Perhaps a pharmacist should have intervened when the order was filled. This is an example of a mistake that is easy to identify.

The patient then develops chest pain and has a cardiac arrest. Is the arrest the result of 10 times the prescribed dose of digoxin, or did the patient sustain a myocardial infarction unrelated to the dose given? It is a fact that 2.5 mg of digoxin could be tolerated with no ill effects in many clinical circumstances.

A predictable bad outcome is different from a mistake. For example, a patient suffers a perforation following a colonoscopy. The risk of such a perforation is known to be one in 500 cases. This was communicated with the patient prior to signing consent.

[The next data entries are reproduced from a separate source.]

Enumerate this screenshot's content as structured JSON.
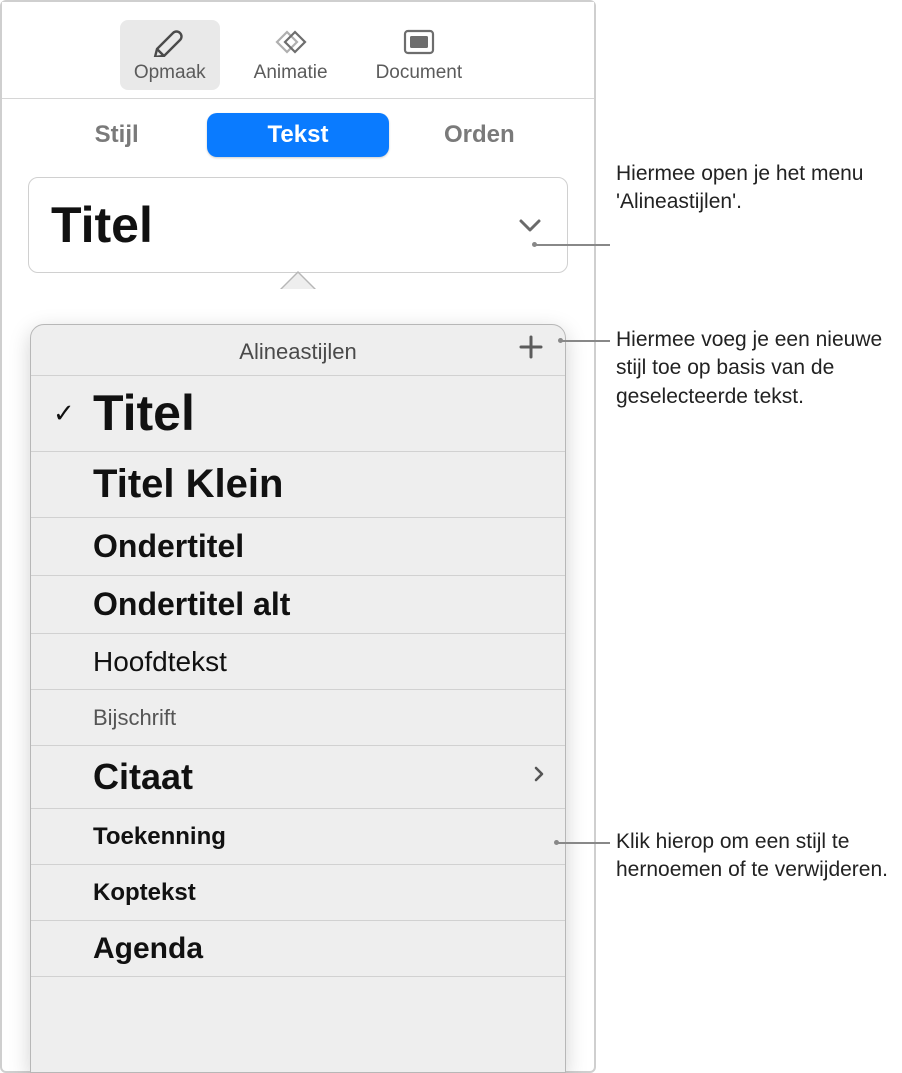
{
  "toolbar": {
    "format": "Opmaak",
    "animate": "Animatie",
    "document": "Document"
  },
  "tabs": {
    "style": "Stijl",
    "text": "Tekst",
    "order": "Orden"
  },
  "style_field": {
    "current": "Titel"
  },
  "popover": {
    "title": "Alineastijlen",
    "styles": [
      {
        "label": "Titel",
        "selected": true,
        "css": "style-titel"
      },
      {
        "label": "Titel Klein",
        "selected": false,
        "css": "style-titel-klein"
      },
      {
        "label": "Ondertitel",
        "selected": false,
        "css": "style-ondertitel"
      },
      {
        "label": "Ondertitel alt",
        "selected": false,
        "css": "style-ondertitel-alt"
      },
      {
        "label": "Hoofdtekst",
        "selected": false,
        "css": "style-hoofdtekst"
      },
      {
        "label": "Bijschrift",
        "selected": false,
        "css": "style-bijschrift"
      },
      {
        "label": "Citaat",
        "selected": false,
        "css": "style-citaat",
        "chevron": true
      },
      {
        "label": "Toekenning",
        "selected": false,
        "css": "style-toekenning"
      },
      {
        "label": "Koptekst",
        "selected": false,
        "css": "style-koptekst"
      },
      {
        "label": "Agenda",
        "selected": false,
        "css": "style-agenda"
      }
    ]
  },
  "callouts": {
    "open_menu": "Hiermee open je het menu 'Alineastijlen'.",
    "add_style": "Hiermee voeg je een nieuwe stijl toe op basis van de geselecteerde tekst.",
    "rename_delete": "Klik hierop om een stijl te hernoemen of te verwijderen."
  }
}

Analysis of the case shows no evidence of wrongdoing. The cautery settings were appropriate. All equipment functioned perfectly. But the polyp was large and a lot of cautery current had to be applied to remove it. This is a predictable bad outcome. There was no mistake.

So, in an effort to comply with JCAHO's recommendations, the hospital's risk management and quality teams thoroughly investigate both incidents. These evaluations are difficult - the doctors, nurses, pharmacists and others involved in the incidents are busy people, with varying schedules and responsibilities.

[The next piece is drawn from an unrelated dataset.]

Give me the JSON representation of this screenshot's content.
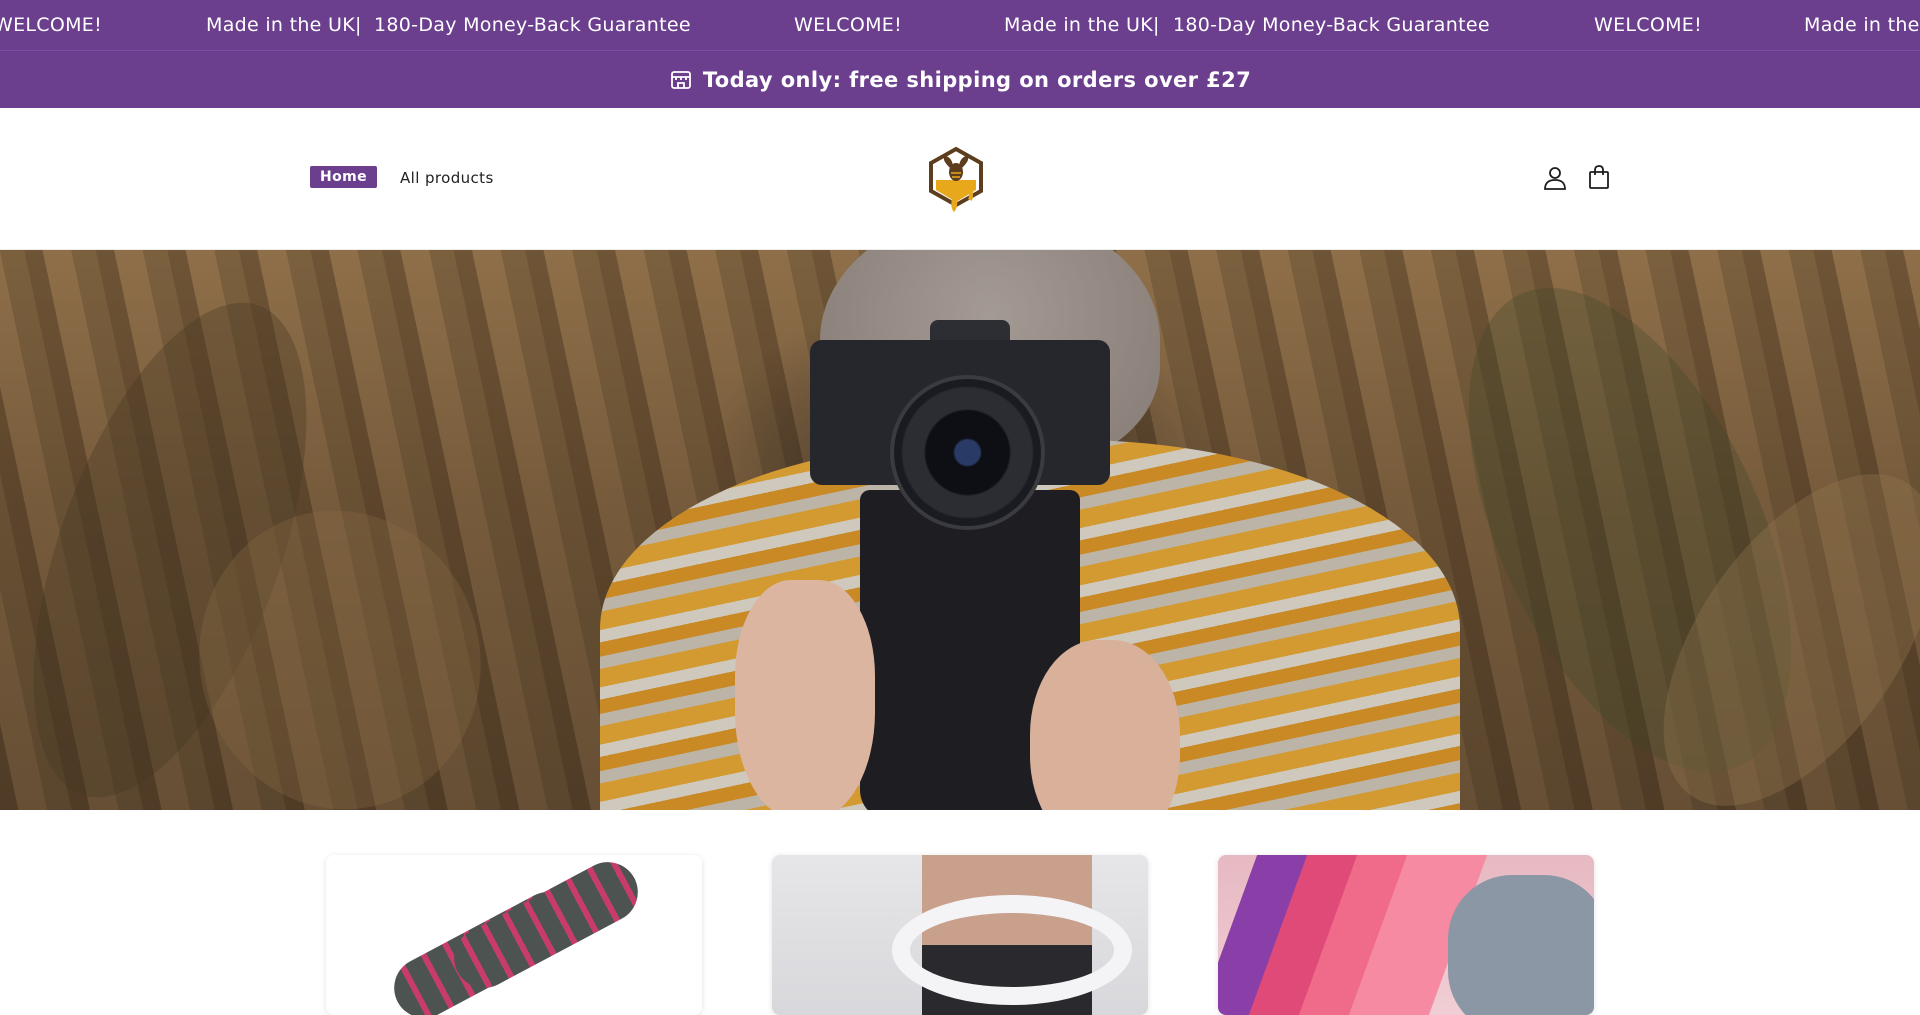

If they all can come to the same room at the same time and talk about the incidents in a free-flowing, confidential discussion, then both future errors and even predictable bad outcomes will be less likely to occur. Medical care will have improved in the process.

But then the question comes: "What do we tell the patient and family?" The malpractice attorney for the hospital wants nothing to be said that will incriminate the hospital or its staff, as does the physician's attorney.

The family will be skeptical that either the hospital or the physician will tell the truth, for newspapers and other media information sources constantly suggest that health care workers should not be trusted. The family believes the only goal of the health care field is to save money by spending less on patient care. So the patient and family get their own attorney, and a malpractice claim is filed in both cases.

A second Institute of Medicine report published recently stated that if we could analyze mistakes in a blame-free environment, we could design new processes to improve medical care. However lofty a goal that is, we are not, by any stretch of the imagination, in a blame-free environment at present.

We are at an impasse, if you will, of being hampered in improving medical care. We all know mistakes are made, we know that health care providers are human like everyone else. But unlike many other professions, we are held to a standard in which mistakes are not only intolerable but also punishable by malpractice claims.

What do we tell the patients and their family? Well, we try to tell the truth, as difficult as that might be to ascertain. Once a thorough evaluation has been performed, certain conclusions may become evident. Those evident conclusions should then be discussed with the patient and family.

If there truly was an error, it should be admitted. This approach is mandated by JCAHO, and encouraged by the AMA's Council on Ethical and Judicial Affairs. If this was a predictable bad outcome, it should be presented as such. Unfortunately, the patient and family are working under the impression that mistakes and bad outcomes should never occur in medicine; they may sue, and this cannot be avoided under the current medical-legal system.

Is there a solution to this mess? How do health care teams gain back the trust of their patients?

Until legislators are truly convinced that the best approach is to allow us to continue to confidentially, under 1157 protection, analyze errors and improve systems, we must be very circumspect in saying "mea culpa" too quickly.

I believe we should analyze each case carefully, and only then admit to a true mistake - but not to a bad outcome. If patients or their families expect perfection, they will be disappointed.

If, however, we continue to work at improving systems under current limitations, admitting only true errors, and presenting bad outcomes for what they are and nothing more, then medical care can, albeit slowly, improve.